ATLS guidelines should be followed during the management of this potentially high-energy injury. A circumferential examination should be conducted to determine if it is a closed injury, while a neurovascular status assessment should be conducted to examine the affected hand for the median nerve injury. Suitable analgesia is administered before a reduction of the closed injury using Tavernier's manoeuvre (traction, wrist extension, direct thumb pressure on the lunate, and wrist flexion). A plaster of Paris below elbow backslab is applied, and radiographs are taken to assess for congruent reduction before discussing definitive operative management with the patient.
4. How would you classify this injury?
There are two broad classifications for this injury: greater arc and lesser arc injuries. This injury would be classified as a lesser arc, as it is purely ligamentous. There are typically four stages of lesser arc injuries, with this particular case being classified as a Mayfield stage III perilunate dislocation. Stage I involves the failure of the scapholunate ligament. Stage II involves stage I and lunocapitate joint disruption. Stage III involves stage I, II, and perillunate dislocation. Stage IV involves lunate dislocation (usually volar through the space of Poirier, which has a high rate of carpal tunnel syndrome).

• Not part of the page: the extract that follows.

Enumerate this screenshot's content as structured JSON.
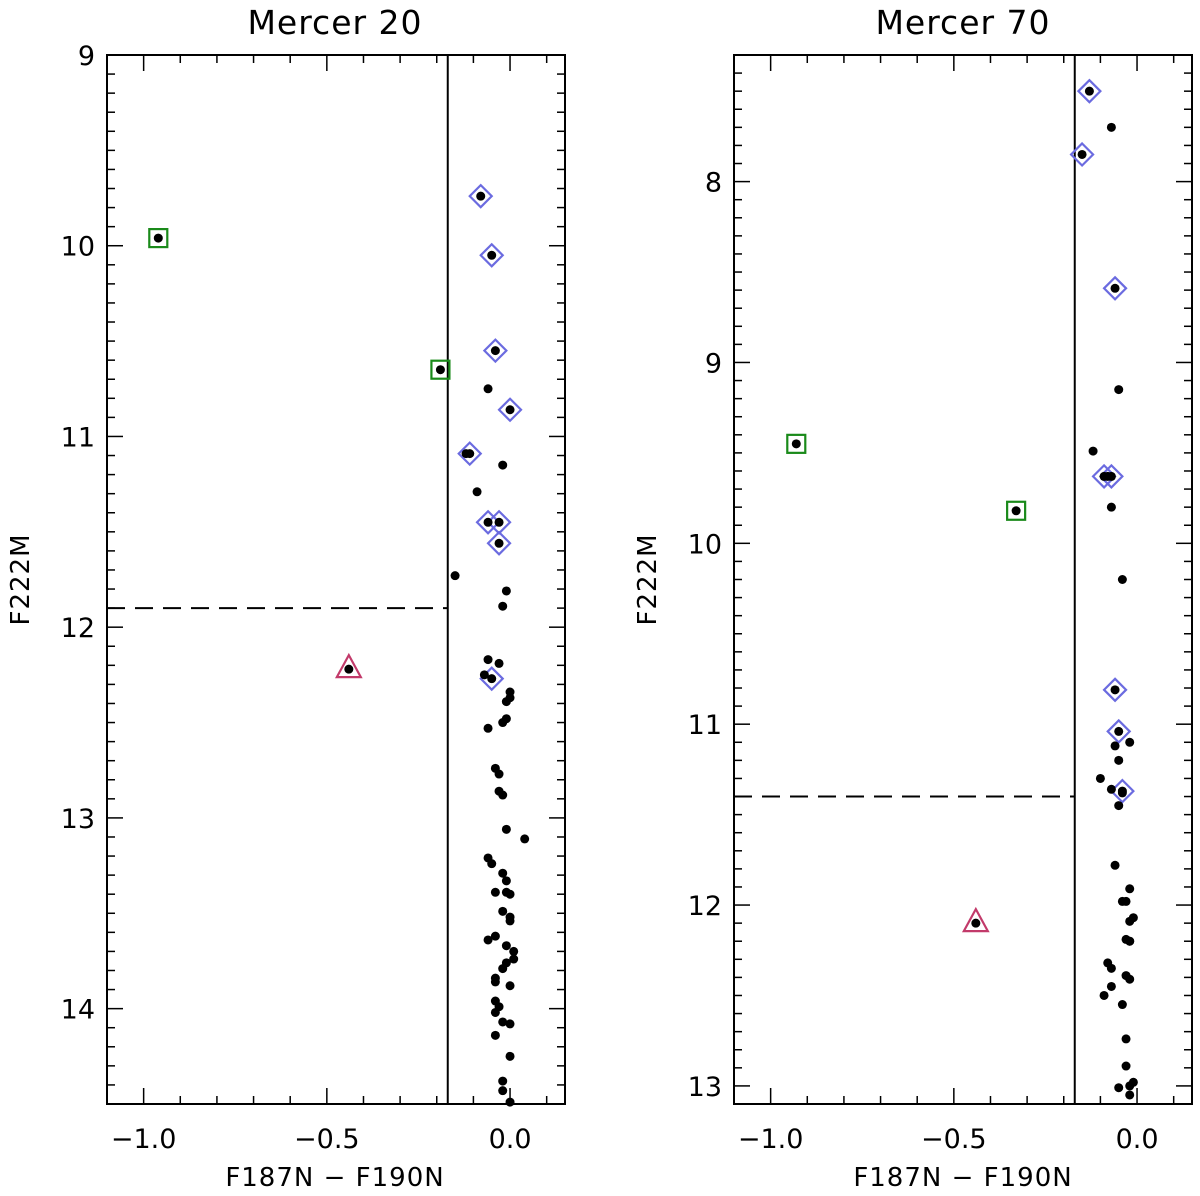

Wrist perilunate dislocations can be classified into two categories: greater arc injuries and lesser arc injuries. This injury is classified as a lesser arc injury as it is purely ligamentous. Mayfield devised a four-stage system that classifies these injuries. Disaster begins with the failure of the scapholunate ligament (stage I). The following stage, stage II, is the addition of lunocapitate joint disruption. The third stage, stage III, involves stage I, II, and perilunate dislocation. Finally, stage IV is lunate dislocation (usually volar through the space of Poirier, which has a high rate of carpal tunnel syndrome).